Jun A et al., [2] reported that out of 10532 patients participating in the study among 21 different countries and 43 institutions, the prevalence of herpes labialis was 15% approximately with a mild male prediction (33%). He also reported that there is significant difference in the presence of ulcers and profession. This implicates that increase in stress, increases the occurrence or prevalence of the ulcers. The present study is in contradiction with the previous study due to increased prevalence of herpes labialis while in agreement with the gender predilection of the previous studies.

Jenifer kula et al., [43] in 2015 suggested that the prevalence of herpes labialis in 402 individuals consisting of mainly high concentration of women was 28%, while most of the lesions were associated with stress and lowered immunity. Above mentioned study contradicts the results of our current study where the prevalence is only 0.14%.

Amadori et al., [44]reported that there was a prevalence of 11% of herpes labialis among 170 teenagers in the Italian population which was statistically not significant and also reported that systemic diseases do not have any association with herpes labialis or HSV infections.The previous literature contradicts the results of our current study.

Ali riza et al., [45] reported that there is a 2% prevalence of herpes labialis among the Turkish population with a female predilection( 68%) which contradicts our present study which has reduced the prevalence and had no gender predilection. This might be due to the reduced population or sample size of the previous study which had only 5000 samples. Our institution is passionate about high quality evidence based research and has excelled in various fields [46-56]. We hope this study adds to this rich legacy.



Figure 1: Bar graph depicts the percentage of patients diagnosed with herpes labialis among various age groups; where Y axis shows the percentage of patients diagnosed with herpes labialis and X axis shows the various age groups. Majority of the patients diagnosed with herpes labialis are between the age 20-50 years (Red) when compared to other age groups such as below 20 years (Orange) and above 50 years (Yellow).



Figure 2: Bar graph depicts the percentage of males and females diagnosed with herpes labialis; where Y axis shows the percentage of patients diagnosed with herpetic ulcer and X axis shows the gender of patients. Males (Blue) experienced a slight increase in frequency of herpes labialis in comparison to females (Green).

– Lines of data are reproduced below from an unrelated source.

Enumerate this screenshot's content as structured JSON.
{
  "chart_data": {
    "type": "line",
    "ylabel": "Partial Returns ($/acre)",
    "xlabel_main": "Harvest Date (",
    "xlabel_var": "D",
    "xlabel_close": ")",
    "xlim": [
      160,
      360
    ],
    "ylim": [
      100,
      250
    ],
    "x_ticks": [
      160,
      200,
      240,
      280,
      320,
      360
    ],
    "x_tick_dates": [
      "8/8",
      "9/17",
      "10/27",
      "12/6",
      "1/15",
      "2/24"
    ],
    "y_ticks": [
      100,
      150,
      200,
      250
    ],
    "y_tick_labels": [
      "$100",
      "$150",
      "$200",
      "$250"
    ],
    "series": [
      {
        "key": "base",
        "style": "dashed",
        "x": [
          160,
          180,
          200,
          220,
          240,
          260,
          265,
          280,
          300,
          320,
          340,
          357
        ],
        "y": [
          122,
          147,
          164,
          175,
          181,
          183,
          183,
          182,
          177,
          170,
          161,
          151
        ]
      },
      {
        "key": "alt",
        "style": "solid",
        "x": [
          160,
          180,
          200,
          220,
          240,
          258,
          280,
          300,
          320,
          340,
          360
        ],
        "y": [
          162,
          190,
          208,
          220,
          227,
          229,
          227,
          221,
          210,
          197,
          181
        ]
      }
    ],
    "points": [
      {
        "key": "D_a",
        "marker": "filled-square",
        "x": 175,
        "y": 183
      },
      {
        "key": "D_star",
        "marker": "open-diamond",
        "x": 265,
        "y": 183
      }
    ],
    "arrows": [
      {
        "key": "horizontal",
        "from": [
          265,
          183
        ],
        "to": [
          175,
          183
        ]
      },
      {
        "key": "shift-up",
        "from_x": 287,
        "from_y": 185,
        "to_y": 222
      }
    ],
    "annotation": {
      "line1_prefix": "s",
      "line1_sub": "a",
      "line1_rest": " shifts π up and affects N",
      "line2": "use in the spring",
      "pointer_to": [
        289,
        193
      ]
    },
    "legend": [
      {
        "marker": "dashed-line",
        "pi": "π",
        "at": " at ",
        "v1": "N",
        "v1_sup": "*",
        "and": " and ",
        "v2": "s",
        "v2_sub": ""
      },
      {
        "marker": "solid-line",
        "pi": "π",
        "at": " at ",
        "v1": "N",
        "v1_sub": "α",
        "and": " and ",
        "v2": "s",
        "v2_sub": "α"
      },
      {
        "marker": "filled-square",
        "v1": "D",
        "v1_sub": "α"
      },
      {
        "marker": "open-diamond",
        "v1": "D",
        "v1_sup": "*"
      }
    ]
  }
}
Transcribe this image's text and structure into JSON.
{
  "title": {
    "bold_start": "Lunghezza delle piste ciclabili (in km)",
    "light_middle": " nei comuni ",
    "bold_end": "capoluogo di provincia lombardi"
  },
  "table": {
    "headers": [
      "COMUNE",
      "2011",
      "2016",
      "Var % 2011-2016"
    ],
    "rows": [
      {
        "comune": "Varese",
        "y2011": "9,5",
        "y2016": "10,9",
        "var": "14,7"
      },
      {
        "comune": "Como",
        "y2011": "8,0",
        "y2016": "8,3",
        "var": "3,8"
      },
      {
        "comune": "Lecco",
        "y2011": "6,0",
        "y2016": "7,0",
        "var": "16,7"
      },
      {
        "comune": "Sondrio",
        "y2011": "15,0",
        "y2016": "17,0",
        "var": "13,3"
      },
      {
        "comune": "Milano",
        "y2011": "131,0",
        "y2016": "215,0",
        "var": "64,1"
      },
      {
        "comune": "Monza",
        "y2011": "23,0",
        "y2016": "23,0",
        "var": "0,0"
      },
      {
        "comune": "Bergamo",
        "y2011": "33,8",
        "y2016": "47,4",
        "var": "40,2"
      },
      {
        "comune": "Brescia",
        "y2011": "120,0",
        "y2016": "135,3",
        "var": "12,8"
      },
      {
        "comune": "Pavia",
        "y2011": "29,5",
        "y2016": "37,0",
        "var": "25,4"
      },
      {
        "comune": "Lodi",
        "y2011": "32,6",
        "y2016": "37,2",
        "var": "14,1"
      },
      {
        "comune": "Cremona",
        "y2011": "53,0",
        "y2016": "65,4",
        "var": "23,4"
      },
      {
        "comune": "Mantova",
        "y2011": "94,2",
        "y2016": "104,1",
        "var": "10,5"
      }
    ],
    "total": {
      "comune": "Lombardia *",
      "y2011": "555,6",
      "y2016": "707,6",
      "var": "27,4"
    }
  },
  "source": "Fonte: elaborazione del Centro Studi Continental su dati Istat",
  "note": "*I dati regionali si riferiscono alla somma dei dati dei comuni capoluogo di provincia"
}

Figure 3: Bar graph depicts association between the age group and gender; where Y axis shows the percentage of patients diagnosed with herpes labialis and X axis shows the various age groups. Chi square test was done and association was found to be statistically not significant ; Pearson’s value:0.009, DF:2, p value: 0.996 (>0.05). Even though the majority of patients diagnosed with herpes labialis was under the age group 20-50 years among which males (Blue) experienced higher prevalence than females (Green) in comparison to other age groups.


Conclusion

The present study can be concluded that there was male gender predilection towards prevalence of herpes labialis which occurs in ages and predominantly affects the population during the first four decades of life. There was a decreased prevalence of herpes labialis indicating that the population of south India did not seek professional help for the treatment of herpes labialis, which implicates that knowledge and awareness of herpes labialis was less among the study population and more awareness need to be brought about by medical camps amongst the population in order to curb the disease and limit its spread.